Se eu mandasse nisto

15
Jan18

Abalou, abalou, sacudiu, balançou.

Eu

Estivéssemos em maré de carnaval e podia estar a falar da música, mas não estou. Hoje, o chão balançou e algumas pessoas não ganharam para o susto. 

O abanão desta manhã traz à memória as histórias do ano de 1755 e faz-nos pensar na ideia de que, a sacudidela desse ano se pode voltar a repetir. E isso assusta.

Estaremos preparados para isso?

Hoje não foram registadas vitimas e não houve danos materiais. Mas, e se fosse um bocadinho mais forte, se as coisas não corressem tão bem, se 1755 desse um ar de graça (ou desgraça) em 2018? O sismo de 1755 pode ter tido uma magnitude próxima de 9, bem mais forte que os 4,9 de hoje. Como seria?

Hoje, já se ouviram relatos de sustos e de gente que ficou em pânico. Então e se fosse mais a sério? Não deviam as pessoas estar "treinadas" e "preparadas" para o que desse e viesse? Estando o nosso país numa zona de risco sísmico,não deveria a informação chegar a toda a gente de forma eficaz, de modo a que toda a gente estivesse minimamente preparada em caso de catástrofe? Não deviam ser feitos mais simulacros e os que são feitos não deviam ser levados mais a sério? 

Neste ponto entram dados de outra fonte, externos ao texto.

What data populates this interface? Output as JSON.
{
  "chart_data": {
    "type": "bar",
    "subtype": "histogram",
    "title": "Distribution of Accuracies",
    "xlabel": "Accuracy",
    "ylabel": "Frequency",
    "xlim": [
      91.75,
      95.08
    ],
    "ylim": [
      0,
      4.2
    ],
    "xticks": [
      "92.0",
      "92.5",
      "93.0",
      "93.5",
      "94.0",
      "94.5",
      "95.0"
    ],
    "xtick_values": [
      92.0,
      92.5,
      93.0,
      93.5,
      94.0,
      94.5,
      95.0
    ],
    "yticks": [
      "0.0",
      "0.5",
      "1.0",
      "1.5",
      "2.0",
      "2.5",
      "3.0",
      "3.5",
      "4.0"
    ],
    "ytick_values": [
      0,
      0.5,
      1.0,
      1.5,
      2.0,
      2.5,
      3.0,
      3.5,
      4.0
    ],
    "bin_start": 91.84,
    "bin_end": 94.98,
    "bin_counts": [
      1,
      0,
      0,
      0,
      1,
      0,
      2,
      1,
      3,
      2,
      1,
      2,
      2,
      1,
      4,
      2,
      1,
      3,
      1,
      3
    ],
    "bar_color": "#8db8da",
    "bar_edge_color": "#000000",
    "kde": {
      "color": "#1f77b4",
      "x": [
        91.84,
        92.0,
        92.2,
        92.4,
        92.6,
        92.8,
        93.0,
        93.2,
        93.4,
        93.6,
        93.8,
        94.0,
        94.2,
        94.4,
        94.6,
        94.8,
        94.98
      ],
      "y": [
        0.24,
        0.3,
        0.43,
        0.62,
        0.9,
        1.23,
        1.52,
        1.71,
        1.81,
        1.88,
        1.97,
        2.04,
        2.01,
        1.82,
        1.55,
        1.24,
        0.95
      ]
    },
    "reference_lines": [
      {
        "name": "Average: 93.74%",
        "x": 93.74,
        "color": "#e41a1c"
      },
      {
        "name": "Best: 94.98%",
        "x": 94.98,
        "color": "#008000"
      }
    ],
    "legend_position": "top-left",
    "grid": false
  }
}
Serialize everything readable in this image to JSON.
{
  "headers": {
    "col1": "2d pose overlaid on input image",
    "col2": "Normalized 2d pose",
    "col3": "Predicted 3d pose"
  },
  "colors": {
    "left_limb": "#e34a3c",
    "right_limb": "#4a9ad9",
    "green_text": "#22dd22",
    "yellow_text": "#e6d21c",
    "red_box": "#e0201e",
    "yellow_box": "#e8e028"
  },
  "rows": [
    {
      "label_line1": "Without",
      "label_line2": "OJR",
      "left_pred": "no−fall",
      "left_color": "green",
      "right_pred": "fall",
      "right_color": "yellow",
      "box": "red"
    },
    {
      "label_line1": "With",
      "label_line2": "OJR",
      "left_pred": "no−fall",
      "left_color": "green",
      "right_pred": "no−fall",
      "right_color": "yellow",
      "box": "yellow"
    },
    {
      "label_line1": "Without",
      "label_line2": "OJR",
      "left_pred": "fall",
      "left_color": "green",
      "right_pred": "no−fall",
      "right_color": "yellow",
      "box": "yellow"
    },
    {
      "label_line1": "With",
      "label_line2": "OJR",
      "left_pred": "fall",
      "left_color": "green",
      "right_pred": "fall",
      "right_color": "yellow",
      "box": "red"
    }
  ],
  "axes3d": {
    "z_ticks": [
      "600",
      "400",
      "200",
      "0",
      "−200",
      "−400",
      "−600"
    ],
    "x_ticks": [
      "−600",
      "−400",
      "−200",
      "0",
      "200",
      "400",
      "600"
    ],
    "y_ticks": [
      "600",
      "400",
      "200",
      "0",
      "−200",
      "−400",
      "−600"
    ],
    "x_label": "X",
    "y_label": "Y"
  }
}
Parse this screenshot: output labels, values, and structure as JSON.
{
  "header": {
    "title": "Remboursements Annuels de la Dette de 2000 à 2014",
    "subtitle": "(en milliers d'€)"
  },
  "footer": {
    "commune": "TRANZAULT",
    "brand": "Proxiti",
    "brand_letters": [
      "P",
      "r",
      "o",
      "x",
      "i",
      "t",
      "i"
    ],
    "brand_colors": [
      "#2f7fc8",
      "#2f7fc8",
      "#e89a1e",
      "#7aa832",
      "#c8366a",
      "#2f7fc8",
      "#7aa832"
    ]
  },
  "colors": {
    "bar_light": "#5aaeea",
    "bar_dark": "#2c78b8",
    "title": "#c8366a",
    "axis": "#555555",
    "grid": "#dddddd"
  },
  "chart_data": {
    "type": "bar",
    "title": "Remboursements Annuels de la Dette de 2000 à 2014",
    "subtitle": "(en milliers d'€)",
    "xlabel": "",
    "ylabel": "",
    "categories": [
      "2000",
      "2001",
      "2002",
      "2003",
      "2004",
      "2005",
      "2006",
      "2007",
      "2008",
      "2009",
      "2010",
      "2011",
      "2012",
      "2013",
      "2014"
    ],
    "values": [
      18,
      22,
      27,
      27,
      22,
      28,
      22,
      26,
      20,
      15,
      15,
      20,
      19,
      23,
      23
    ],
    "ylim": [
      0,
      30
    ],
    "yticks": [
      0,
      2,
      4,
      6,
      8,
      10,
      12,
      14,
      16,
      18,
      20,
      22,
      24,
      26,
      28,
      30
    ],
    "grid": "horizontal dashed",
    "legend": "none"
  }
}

E já agora, não se devia olhar com outros olhos para as ruas que na baixa de Lisboa e, por exemplo, na Ribeira no Porto, são demasiado estreitas e ficarão intransitáveis se o abanão der para deitar casas abaixo? E não se devia pensar em formas de contornar a coisa? 

E não se devia olhar para a forma como estão a ser feitas as recuperações de casas antigas, em que está a ser alterada a estrutura de suporte (porque fica mal ter um pilar a meio da sala ou uma viga na cozinha) e que assim coloca em risco toda a estrutura? 

E não se devia olhar para as portas de acesso, para as saídas de emergência e ver que muitas vezes estão trancadas ou atulhadas de tralha que as faz ficar impossíveis de utilizar? 

Hoje abalou, abalou, sacudiu, balançou, mas ficou-se por isso mesmo. Pode não ser sempre assim. 

 

Se Eu Mandasse Nisto...

...."Antes da casa roubada, trancas à porta". A formação de prevenção era obrigatória.